The statements come amid heightened security measures in Sinai, where the Egyptian police reportedly discovered almost a ton of explosives near the borders with Israel during their search for members of an alleged Hezbollah cell, which Egypt said had observed and planned terrorist attacks against Israeli tourists.
"We will work with any proposal by the Israeli government but not through the Israeli foreign minister," Foreign Minister Ahmed Abul Gheit said in an interview with Russia Today television, excerpts of which were aired on Israel’s Channel 2.
Lieberman stirred controversy last year when he said Hosni Mubarak could "go to hell" if the Egyptian president did not want to visit Israel. He once suggested Egypt’s Aswan Dam might be bombed.
Outspoken Israeli FM
"Of course he will not visit Cairo as long as his positions remain unchanged," Abul Gheit said.
On his first day at the foreign ministry this month, Lieberman said the U.S.-sponsored Annapolis declaration of 2007 on peace with the Palestinians was no longer valid.
"A person has to think about the consequences of the signals he sends from his brain to his tongue during speech and there have been consequences for Egypt," Abul Gheit said.

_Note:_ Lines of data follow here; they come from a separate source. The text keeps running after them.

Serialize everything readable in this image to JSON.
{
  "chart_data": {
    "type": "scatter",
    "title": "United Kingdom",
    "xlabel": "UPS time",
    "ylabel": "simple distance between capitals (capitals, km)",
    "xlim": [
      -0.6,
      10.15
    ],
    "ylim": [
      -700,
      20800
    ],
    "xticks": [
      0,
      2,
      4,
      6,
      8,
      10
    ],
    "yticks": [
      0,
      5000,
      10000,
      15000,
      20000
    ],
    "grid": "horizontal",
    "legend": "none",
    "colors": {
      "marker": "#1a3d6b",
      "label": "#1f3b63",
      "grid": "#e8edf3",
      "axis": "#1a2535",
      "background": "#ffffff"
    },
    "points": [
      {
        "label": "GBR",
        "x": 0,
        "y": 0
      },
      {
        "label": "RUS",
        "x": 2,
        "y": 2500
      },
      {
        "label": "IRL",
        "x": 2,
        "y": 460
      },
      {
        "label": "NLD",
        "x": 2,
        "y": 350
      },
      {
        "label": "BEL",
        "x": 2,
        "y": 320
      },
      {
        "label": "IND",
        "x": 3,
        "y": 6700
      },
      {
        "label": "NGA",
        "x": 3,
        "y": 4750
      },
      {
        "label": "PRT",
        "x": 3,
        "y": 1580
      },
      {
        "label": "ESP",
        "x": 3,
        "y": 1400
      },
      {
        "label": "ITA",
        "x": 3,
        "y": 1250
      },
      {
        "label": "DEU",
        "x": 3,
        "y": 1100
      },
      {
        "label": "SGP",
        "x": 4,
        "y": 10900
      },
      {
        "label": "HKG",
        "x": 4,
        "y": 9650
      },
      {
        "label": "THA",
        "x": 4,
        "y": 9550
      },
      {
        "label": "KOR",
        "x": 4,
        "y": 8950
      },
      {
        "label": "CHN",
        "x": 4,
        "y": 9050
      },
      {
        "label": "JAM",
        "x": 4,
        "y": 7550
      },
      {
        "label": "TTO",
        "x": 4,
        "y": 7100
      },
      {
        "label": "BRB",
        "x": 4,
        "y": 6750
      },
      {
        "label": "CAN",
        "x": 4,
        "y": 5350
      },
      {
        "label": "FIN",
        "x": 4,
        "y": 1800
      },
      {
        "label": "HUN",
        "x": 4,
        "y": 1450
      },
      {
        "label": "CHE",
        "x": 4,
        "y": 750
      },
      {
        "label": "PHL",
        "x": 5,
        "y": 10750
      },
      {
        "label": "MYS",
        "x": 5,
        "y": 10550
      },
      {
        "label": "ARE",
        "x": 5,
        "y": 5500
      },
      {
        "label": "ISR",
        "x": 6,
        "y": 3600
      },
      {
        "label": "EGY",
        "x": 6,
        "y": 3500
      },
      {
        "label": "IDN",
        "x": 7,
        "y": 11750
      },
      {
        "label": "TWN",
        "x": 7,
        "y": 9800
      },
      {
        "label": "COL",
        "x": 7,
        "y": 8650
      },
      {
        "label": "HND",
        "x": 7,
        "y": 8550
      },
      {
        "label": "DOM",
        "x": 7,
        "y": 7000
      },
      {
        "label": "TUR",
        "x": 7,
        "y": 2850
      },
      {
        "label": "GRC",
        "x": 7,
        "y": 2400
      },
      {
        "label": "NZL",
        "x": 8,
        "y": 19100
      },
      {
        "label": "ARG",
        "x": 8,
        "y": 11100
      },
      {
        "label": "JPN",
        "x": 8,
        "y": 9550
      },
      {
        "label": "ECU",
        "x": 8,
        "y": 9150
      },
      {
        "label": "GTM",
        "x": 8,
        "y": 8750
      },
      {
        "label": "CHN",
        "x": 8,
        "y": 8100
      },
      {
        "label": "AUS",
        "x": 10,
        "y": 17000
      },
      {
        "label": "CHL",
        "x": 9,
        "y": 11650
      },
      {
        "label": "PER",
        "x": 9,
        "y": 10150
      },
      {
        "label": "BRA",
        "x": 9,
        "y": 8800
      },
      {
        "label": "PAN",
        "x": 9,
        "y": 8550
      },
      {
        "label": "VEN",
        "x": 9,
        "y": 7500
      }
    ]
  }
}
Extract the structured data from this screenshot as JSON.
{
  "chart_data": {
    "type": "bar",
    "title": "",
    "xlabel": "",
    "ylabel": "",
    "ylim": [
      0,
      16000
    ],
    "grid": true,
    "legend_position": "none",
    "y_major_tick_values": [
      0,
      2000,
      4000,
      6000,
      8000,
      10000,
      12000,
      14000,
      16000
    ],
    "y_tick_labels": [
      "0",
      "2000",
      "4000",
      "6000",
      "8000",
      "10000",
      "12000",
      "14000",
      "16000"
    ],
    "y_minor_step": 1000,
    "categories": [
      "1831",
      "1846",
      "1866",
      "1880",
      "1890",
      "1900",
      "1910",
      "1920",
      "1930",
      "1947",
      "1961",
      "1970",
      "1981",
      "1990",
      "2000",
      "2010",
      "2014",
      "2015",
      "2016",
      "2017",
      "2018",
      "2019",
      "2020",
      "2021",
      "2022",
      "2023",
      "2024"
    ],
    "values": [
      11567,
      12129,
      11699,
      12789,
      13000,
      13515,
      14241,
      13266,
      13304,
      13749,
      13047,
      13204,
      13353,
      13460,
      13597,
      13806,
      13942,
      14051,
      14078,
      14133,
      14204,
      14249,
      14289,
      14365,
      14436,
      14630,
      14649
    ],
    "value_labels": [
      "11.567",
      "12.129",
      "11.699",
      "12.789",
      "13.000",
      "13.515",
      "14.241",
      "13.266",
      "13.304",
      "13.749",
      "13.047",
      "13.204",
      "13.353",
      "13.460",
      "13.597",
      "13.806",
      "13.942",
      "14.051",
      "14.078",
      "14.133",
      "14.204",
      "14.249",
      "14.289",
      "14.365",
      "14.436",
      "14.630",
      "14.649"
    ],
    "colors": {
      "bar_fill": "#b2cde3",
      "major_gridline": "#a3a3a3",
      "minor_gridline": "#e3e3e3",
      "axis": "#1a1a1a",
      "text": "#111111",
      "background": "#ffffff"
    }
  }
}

Israeli Prime Minister Benjamin Netanyahu, whose right-leaning government took office late last month, will meet Mubarak in Egypt in the near future, his office said last week.

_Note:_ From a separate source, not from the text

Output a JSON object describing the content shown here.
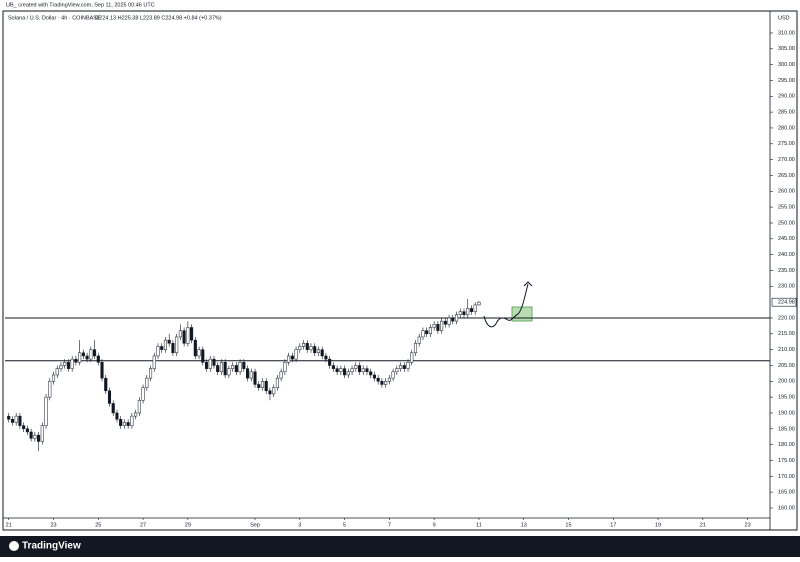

It remains unclear what the two leaders would discuss when they meet in the Red Sea resort of Sharm el-Sheikh and whether Lieberman would attend the meeting.
Under Ehud Olmert, Netanyahu’s predecessor, Egypt tried to broker a prisoner exchange deal between Israel and Hamas in Gaza, where Israel carried out a massive onslaught, which lasted for over three weeks.
The indirect negotiations have shown little outward sign of progress. Israel wants Hamas to release an Israeli soldier captured by militants in a cross-border raid in 2006. Hamas wants Israel to release hundreds of Palestinian prisoners in exchange for soldier Gilad Shalit.
Explosives in Sinai
Earlier on Wednesday, Egyptian security forces found a hoard of almost a ton of explosives in Sinai near the border with Israel.
A security official said that nine-hundred kilograms of TNT were found packed in 17 bags, adding that three Palestinians and two Jordanians were arrested in the North Sinai town of Sheikh Zweid as part of the same operation.
The Palestinians appear to have entered Egypt illegally from neighboring Gaza and are being questioned, the official said.
The discovery of the explosives came amid heightened security measures in Sinai, where police have been searching for members of a cell, which Egypt says planned attacks in the country.
Egypt’s public prosecutor announced last week that a security investigation had found that a cell of 49 members had been planning "hostile operations" in Egypt at the behest of Lebanese Shiite militant group Hezbollah.
Some 25 members of the cell have been arrested.
Hezbollah’s chief Hassan Nasrallah confirmed last Friday that one of the 25 men arrested was a Hezbollah agent tasked with smuggling weapons to Palestinian fighters in Gaza.
Nasrallah denied that the man, identified as Sami Shihab, was planning attacks in Egypt.
Hezbollah is a vocal supporter of Hamas and has lashed out at Egypt for closing its border crossing with the Palestinian enclave, the only one that bypasses Israel.
On Sunday, Egyptian Cabinet minister Mufeed Shehab told the Egyptian parliament that the alleged Hezbollah agents were "observing and locating the tourist groups who repeatedly come to south Sinai resorts and residences paving the way to target them in hostile activities," in a reference to Israeli tourists who frequently travel to Sinai for beach resort vacations.
Israel last week told its citizens to leave Sinai during the Jewish Passover holiday, because of a threat of attacks or kidnappings by Hezbollah.